Religionsunterricht an staatlichen Schulen?

  • Da fängt das Problem schon an. Für die Mehrheit des Moslems ist der Koran tatsächlich Gottes Wort, dass der Prophet wortwörtlich aufgeschrieben hat. Für die Mehrheit der Christen ist die Bibel allerdings ein Bericht von Menschen über Gott. Man kann sagen, dass Gott die Menschen ggf. lenkte bzw. inspirierte. Aber dazu gehört auch, dass sich die Evangelisten teilweise widersprechen oder historische Kontexte falsch darstellen. D.h. die Bibel ist für viele Berichte von Menschen, die von ihren Erfahrungen mit Gott berichten. Damit gehört es auch dazu zu fragen, was man mit diesem Text sagen möchte und Texte kritische zu hinterfragen. Ich habe bereits im Gymnasium die Zweiquellentheorie als Schüler behandelt und auch damals wusste ich schon aus der Schule, dass die Bibel eine Auswahl christlicher Texte ist und andere Texte nicht berücksichtigt wurden.
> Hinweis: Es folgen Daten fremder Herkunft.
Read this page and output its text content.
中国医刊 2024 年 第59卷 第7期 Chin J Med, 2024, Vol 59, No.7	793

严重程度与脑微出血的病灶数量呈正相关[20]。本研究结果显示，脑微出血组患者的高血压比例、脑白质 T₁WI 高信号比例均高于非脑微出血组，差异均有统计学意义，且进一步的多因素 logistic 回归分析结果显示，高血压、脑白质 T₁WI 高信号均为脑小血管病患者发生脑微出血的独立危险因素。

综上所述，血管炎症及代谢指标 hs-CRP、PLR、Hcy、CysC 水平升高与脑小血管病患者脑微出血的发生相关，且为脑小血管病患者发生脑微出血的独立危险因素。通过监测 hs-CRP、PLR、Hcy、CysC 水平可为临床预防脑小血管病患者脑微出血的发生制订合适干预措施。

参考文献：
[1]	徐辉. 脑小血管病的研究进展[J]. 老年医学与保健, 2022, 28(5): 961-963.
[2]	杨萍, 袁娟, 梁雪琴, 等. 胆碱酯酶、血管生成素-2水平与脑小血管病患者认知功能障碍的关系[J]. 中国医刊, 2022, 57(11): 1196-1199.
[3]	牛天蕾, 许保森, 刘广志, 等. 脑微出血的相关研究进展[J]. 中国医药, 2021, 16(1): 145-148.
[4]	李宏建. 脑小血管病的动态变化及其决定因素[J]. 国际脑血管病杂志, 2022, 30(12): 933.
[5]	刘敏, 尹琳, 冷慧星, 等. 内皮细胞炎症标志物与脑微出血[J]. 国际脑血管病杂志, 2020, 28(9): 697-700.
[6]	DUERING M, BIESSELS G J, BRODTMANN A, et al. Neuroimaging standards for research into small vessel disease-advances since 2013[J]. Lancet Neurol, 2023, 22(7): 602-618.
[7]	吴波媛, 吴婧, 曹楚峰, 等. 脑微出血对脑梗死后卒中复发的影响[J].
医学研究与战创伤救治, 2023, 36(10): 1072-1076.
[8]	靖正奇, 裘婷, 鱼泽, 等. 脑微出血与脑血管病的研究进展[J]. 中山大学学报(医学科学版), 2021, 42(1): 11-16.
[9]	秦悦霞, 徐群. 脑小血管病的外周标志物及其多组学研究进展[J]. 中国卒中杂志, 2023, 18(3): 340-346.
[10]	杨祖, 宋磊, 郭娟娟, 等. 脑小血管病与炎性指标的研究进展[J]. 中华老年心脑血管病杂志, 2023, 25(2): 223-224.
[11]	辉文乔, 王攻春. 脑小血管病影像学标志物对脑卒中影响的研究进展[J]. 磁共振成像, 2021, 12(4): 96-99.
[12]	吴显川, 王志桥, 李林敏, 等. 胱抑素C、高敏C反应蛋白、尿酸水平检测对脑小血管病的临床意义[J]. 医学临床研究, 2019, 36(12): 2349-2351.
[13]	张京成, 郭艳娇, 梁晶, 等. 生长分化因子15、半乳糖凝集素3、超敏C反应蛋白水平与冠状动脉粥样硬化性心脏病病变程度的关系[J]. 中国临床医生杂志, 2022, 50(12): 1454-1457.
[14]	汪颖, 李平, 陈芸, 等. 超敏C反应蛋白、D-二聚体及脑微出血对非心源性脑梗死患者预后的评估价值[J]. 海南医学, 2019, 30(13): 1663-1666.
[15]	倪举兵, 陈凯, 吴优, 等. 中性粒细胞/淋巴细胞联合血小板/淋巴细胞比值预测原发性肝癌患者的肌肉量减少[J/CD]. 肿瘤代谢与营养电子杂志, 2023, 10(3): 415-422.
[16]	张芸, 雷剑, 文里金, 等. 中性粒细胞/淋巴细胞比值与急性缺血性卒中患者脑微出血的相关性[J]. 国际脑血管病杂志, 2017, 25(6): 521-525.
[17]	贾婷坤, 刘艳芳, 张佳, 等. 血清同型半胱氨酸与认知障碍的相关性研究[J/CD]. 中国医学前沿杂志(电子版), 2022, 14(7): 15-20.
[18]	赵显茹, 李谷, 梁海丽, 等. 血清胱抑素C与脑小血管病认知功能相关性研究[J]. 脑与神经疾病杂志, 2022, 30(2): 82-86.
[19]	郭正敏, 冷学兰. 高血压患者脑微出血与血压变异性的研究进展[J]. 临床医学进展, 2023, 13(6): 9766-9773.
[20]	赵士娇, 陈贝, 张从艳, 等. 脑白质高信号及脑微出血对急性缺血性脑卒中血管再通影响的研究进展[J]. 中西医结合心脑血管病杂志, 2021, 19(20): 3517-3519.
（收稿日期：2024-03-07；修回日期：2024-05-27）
Das es also eine Entscheidung von Menschen ist.

    Ich sprach auch sehr bewusst nicht von der Bibel, sondern vom Evangelium, das aus einer christlichen Perspektive natürlich gottgegeben ist und von Gott in Menschengestalt verkündet wurde. Dass die Botschaft danach von Menschen aufgeschrieben wurde, ist der nächste Schritt.

  • Genauso wie das Schreiben und Lesen lernen, gehören auch religiöse Fragen zum Kern unserer Existenz.

    Welche "religiösen" Fragen sollen das sein?

    Und viel wichtiger: welche Antworten soll Religion darauf haben?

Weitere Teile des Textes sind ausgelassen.